By Joy Bonala For the Journal Scene
Summerville residents joined others across the nation this week in honoring the lives of the 11 million people killed during the Eastern European Holocaust between 1938 and 1945.
The local observance is part of the national Days of Remembrance observed April 8-15.
Thursday Summerville’s Town Council meeting began with a reading of the Holocaust Proclamation issued from the REMEMBER Program for Holocaust and Genocide Awareness; next a group walked silently to Short Central for a candlelight vigil at the Jewish heritage marker there.
Local volunteer and advocate Robyn Wittenberg Dudley helped organize Summerville’s remembrance; she told a group of about 30 people in attendance about her uncle, Avram Steinberg, who managed to escape from a prison camp during the Holocaust.
“He was one of the lucky ones who got to live his life,” Dudley said as she lit a candle in remembrance of the rest of Steinberg’s family who all perished.
Dudley invited others to step forward and light a candle for the 6 million Jews who were murdered and the 5 million others who were persecuted for their religious beliefs.
Denise Deveaux, a world history teacher at Northwood Academy and a Holocaust educator said her parents had to leave Hungary in 1944 because the country was giving up its Jewish people and sending them to the Auschwitz concentration camp.
“I’m here on behalf of the 1.5 million children that perished,” Deveaux said. “I look at my sweet babies’ faces every day, sitting in my classroom, soaking up the information that I give them and I can’t imagine what life would have been like if we had those 1.5 million children with us today.”

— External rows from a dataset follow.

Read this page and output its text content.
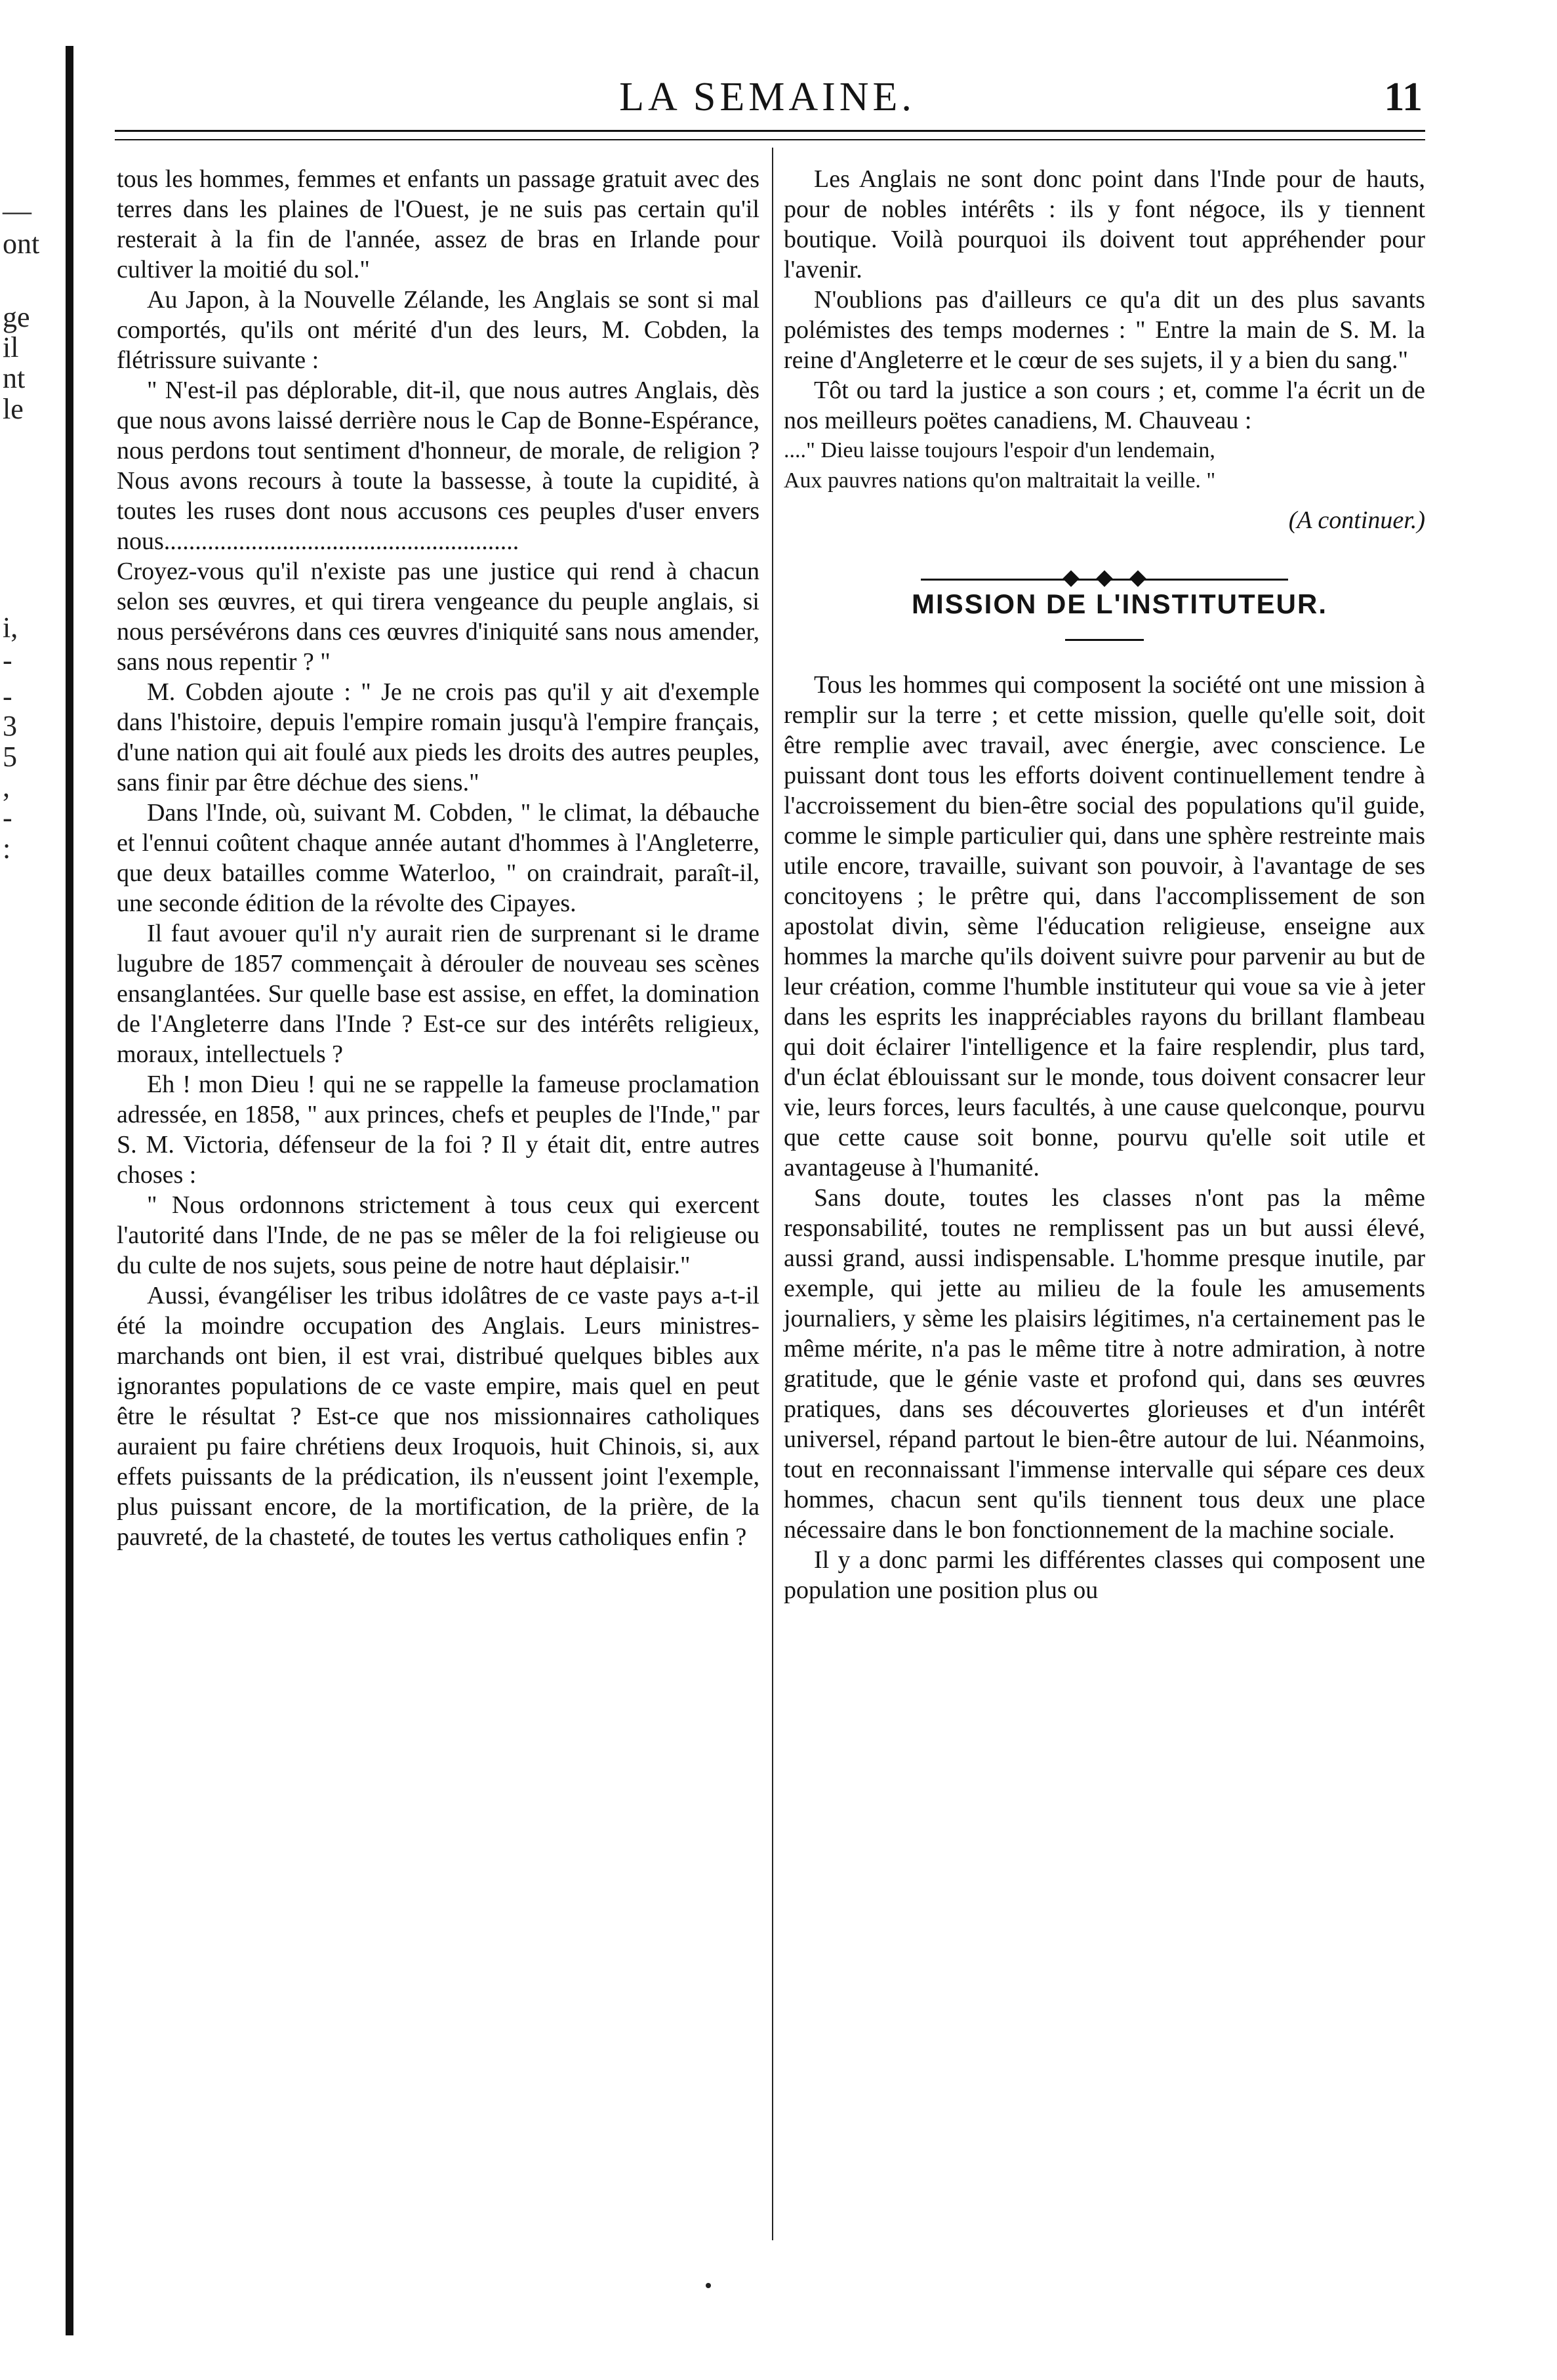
—
ont
ge
il
nt
le
i,
-
-
3
5
,
-
:
LA SEMAINE.	11

tous les hommes, femmes et enfants un passage gratuit avec des terres dans les plaines de l'Ouest, je ne suis pas certain qu'il resterait à la fin de l'année, assez de bras en Irlande pour cultiver la moitié du sol."

Au Japon, à la Nouvelle Zélande, les Anglais se sont si mal comportés, qu'ils ont mérité d'un des leurs, M. Cobden, la flétrissure suivante :

" N'est-il pas déplorable, dit-il, que nous autres Anglais, dès que nous avons laissé derrière nous le Cap de Bonne-Espérance, nous perdons tout sentiment d'honneur, de morale, de religion ? Nous avons recours à toute la bassesse, à toute la cupidité, à toutes les ruses dont nous accusons ces peuples d'user envers nous.........................................................

Croyez-vous qu'il n'existe pas une justice qui rend à chacun selon ses œuvres, et qui tirera vengeance du peuple anglais, si nous persévérons dans ces œuvres d'iniquité sans nous amender, sans nous repentir ? "

M. Cobden ajoute : " Je ne crois pas qu'il y ait d'exemple dans l'histoire, depuis l'empire romain jusqu'à l'empire français, d'une nation qui ait foulé aux pieds les droits des autres peuples, sans finir par être déchue des siens."

Dans l'Inde, où, suivant M. Cobden, " le climat, la débauche et l'ennui coûtent chaque année autant d'hommes à l'Angleterre, que deux batailles comme Waterloo, " on craindrait, paraît-il, une seconde édition de la révolte des Cipayes.

Il faut avouer qu'il n'y aurait rien de surprenant si le drame lugubre de 1857 commençait à dérouler de nouveau ses scènes ensanglantées. Sur quelle base est assise, en effet, la domination de l'Angleterre dans l'Inde ? Est-ce sur des intérêts religieux, moraux, intellectuels ?

Eh ! mon Dieu ! qui ne se rappelle la fameuse proclamation adressée, en 1858, " aux princes, chefs et peuples de l'Inde," par S. M. Victoria, défenseur de la foi ? Il y était dit, entre autres choses :

" Nous ordonnons strictement à tous ceux qui exercent l'autorité dans l'Inde, de ne pas se mêler de la foi religieuse ou du culte de nos sujets, sous peine de notre haut déplaisir."

Aussi, évangéliser les tribus idolâtres de ce vaste pays a-t-il été la moindre occupation des Anglais. Leurs ministres-marchands ont bien, il est vrai, distribué quelques bibles aux ignorantes populations de ce vaste empire, mais quel en peut être le résultat ? Est-ce que nos missionnaires catholiques auraient pu faire chrétiens deux Iroquois, huit Chinois, si, aux effets puissants de la prédication, ils n'eussent joint l'exemple, plus puissant encore, de la mortification, de la prière, de la pauvreté, de la chasteté, de toutes les vertus catholiques enfin ?

Les Anglais ne sont donc point dans l'Inde pour de hauts, pour de nobles intérêts : ils y font négoce, ils y tiennent boutique. Voilà pourquoi ils doivent tout appréhender pour l'avenir.

N'oublions pas d'ailleurs ce qu'a dit un des plus savants polémistes des temps modernes : " Entre la main de S. M. la reine d'Angleterre et le cœur de ses sujets, il y a bien du sang."

Tôt ou tard la justice a son cours ; et, comme l'a écrit un de nos meilleurs poëtes canadiens, M. Chauveau :

...." Dieu laisse toujours l'espoir d'un lendemain,

Aux pauvres nations qu'on maltraitait la veille. "

(A continuer.)

MISSION DE L'INSTITUTEUR.

Tous les hommes qui composent la société ont une mission à remplir sur la terre ; et cette mission, quelle qu'elle soit, doit être remplie avec travail, avec énergie, avec conscience. Le puissant dont tous les efforts doivent continuellement tendre à l'accroissement du bien-être social des populations qu'il guide, comme le simple particulier qui, dans une sphère restreinte mais utile encore, travaille, suivant son pouvoir, à l'avantage de ses concitoyens ; le prêtre qui, dans l'accomplissement de son apostolat divin, sème l'éducation religieuse, enseigne aux hommes la marche qu'ils doivent suivre pour parvenir au but de leur création, comme l'humble instituteur qui voue sa vie à jeter dans les esprits les inappréciables rayons du brillant flambeau qui doit éclairer l'intelligence et la faire resplendir, plus tard, d'un éclat éblouissant sur le monde, tous doivent consacrer leur vie, leurs forces, leurs facultés, à une cause quelconque, pourvu que cette cause soit bonne, pourvu qu'elle soit utile et avantageuse à l'humanité.

Sans doute, toutes les classes n'ont pas la même responsabilité, toutes ne remplissent pas un but aussi élevé, aussi grand, aussi indispensable. L'homme presque inutile, par exemple, qui jette au milieu de la foule les amusements journaliers, y sème les plaisirs légitimes, n'a certainement pas le même mérite, n'a pas le même titre à notre admiration, à notre gratitude, que le génie vaste et profond qui, dans ses œuvres pratiques, dans ses découvertes glorieuses et d'un intérêt universel, répand partout le bien-être autour de lui. Néanmoins, tout en reconnaissant l'immense intervalle qui sépare ces deux hommes, chacun sent qu'ils tiennent tous deux une place nécessaire dans le bon fonctionnement de la machine sociale.

Il y a donc parmi les différentes classes qui composent une population une position plus ou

In his closing prayer, Rabbi Greg Kanter from Charleston’s KKBE Synagogue, thanked God for the “bittersweet gift of memory.” He said people must continue to remember and teach what happened during the Holocaust so that it never happens again, to any people anywhere in the world.
The Charleston Jewish Federation and the City of Charleston will conduct the Annual Community-Wide Holocaust Remembrance Program at 2:30 p.m. April 15 at the Gaillard Center Ballroom, 95 Calhoun St. in Charleston.